Say the average price of your desired car is $20,000. Several factors will move that price up or down for a given vehicle. Age, trim level, condition, and mileage will all influence the price on the vehicle. That’s why it can be difficult to tell if a specific car is priced properly above or below market given all the variables.
Machine learning can solve this problem by building a model to predict what the price should be for a specific vehicle, taking all the variables into account. A SHAP analysis of that model will give you an indication of how significant each factor is in determining the final price prediction the model outputs. It does this by running a large number of predictions comparing the impact of a variable against the other features.
In our example, it’s easy to see that if I look the prices of cars with varying mileage but the same model year, condition and trim level, I can ascertain the impact of mileage on the overall price. SHAP is a bit more complicated since the analysis runs against the varying ‘coalitions’ or combinations of the other variables to get an average impact of the mileage of the car against all possible combinations of features.
In our example, we would end up running a machine learning model varying mileage against all the possible combinations of trim level, model year and condition. Obviously, this means running a lot of combinations through the machine learning model, as the number of combinations grows exponentially with the number of variables you are looking at.

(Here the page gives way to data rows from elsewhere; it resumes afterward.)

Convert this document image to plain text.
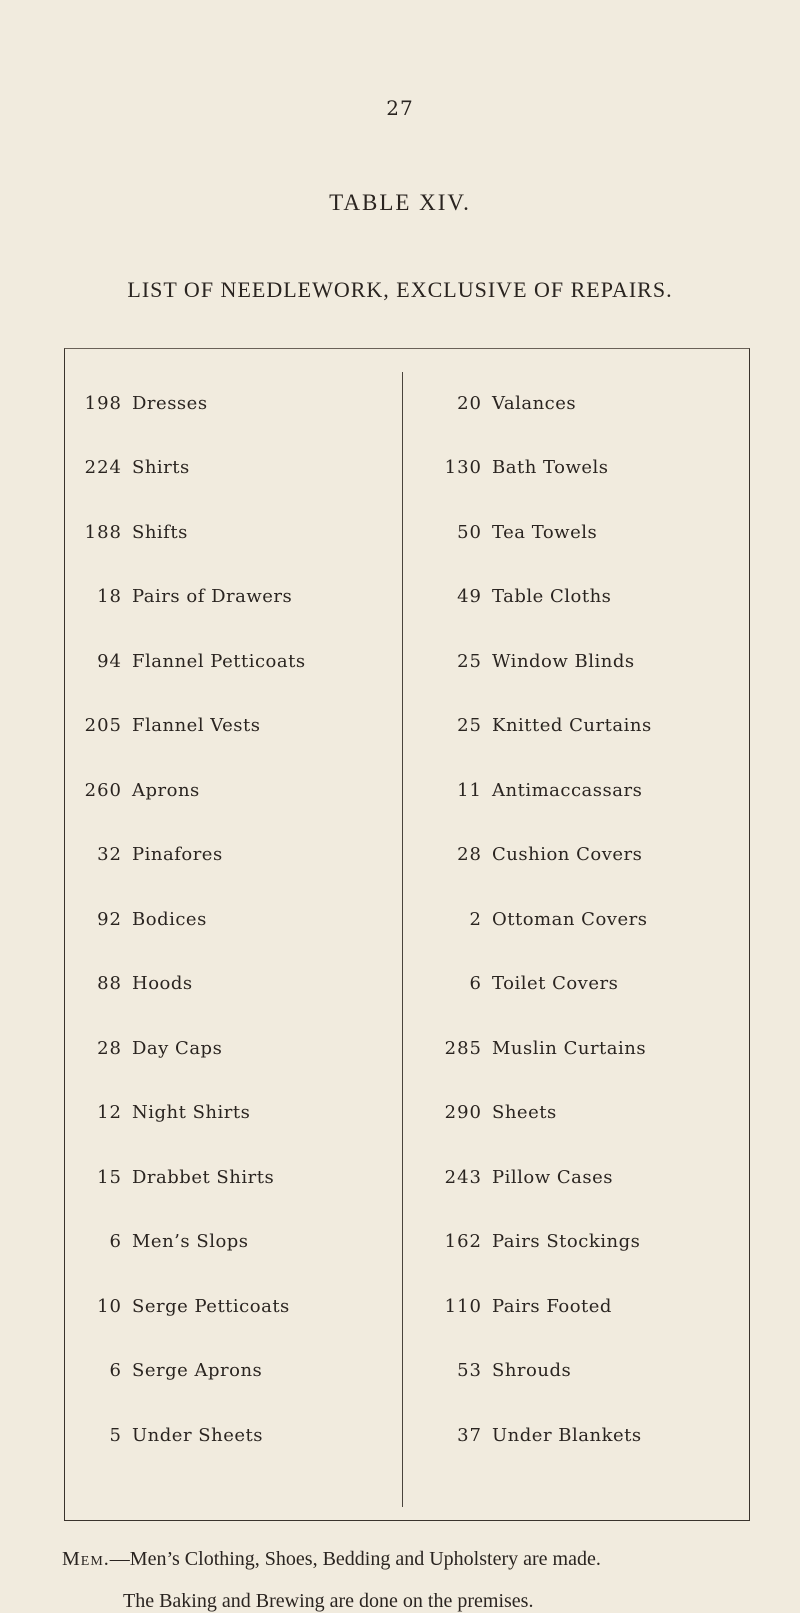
27
TABLE XIV.
LIST OF NEEDLEWORK, EXCLUSIVE OF REPAIRS.
198 Dresses
224 Shirts
188 Shifts
18 Pairs of Drawers
94 Flannel Petticoats
205 Flannel Vests
260 Aprons
32 Pinafores
92 Bodices
88 Hoods
28 Day Caps
12 Night Shirts
15 Drabbet Shirts
6 Men’s Slops
10 Serge Petticoats
6 Serge Aprons
5 Under Sheets
20 Valances
130 Bath Towels
50 Tea Towels
49 Table Cloths
25 Window Blinds
25 Knitted Curtains
11 Antimaccassars
28 Cushion Covers
2 Ottoman Covers
6 Toilet Covers
285 Muslin Curtains
290 Sheets
243 Pillow Cases
162 Pairs Stockings
110 Pairs Footed
53 Shrouds
37 Under Blankets
Mem.—Men’s Clothing, Shoes, Bedding and Upholstery are made.
The Baking and Brewing are done on the premises.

In the used car case, we would have the following coalitions:
- Trim Level
- Mileage
- Model Year
- Condition
- Trim Level + Mileage
- Trim Level + Model Year
- Trim Level + Condition
- Mileage + Model Year
- Mileage + Condition
- Trim Level + Mileage + Model Year
- Trim Level + Model Year + Condition
- Mileage + Trim Level + Condition
- Mileage + Model Year + Condition
- Mileage + Trim Level + Model Year + Condition
Take the output of all these predicted prices and compare it to the average of all the predictions, and you can calculate the overall average impact (or Shapely value) of a feature against the average price predicted by the model. A SHAP analysis presents these visually with an indication of the influence on the outcome: within each line, higher values are represented in red and lower in blue.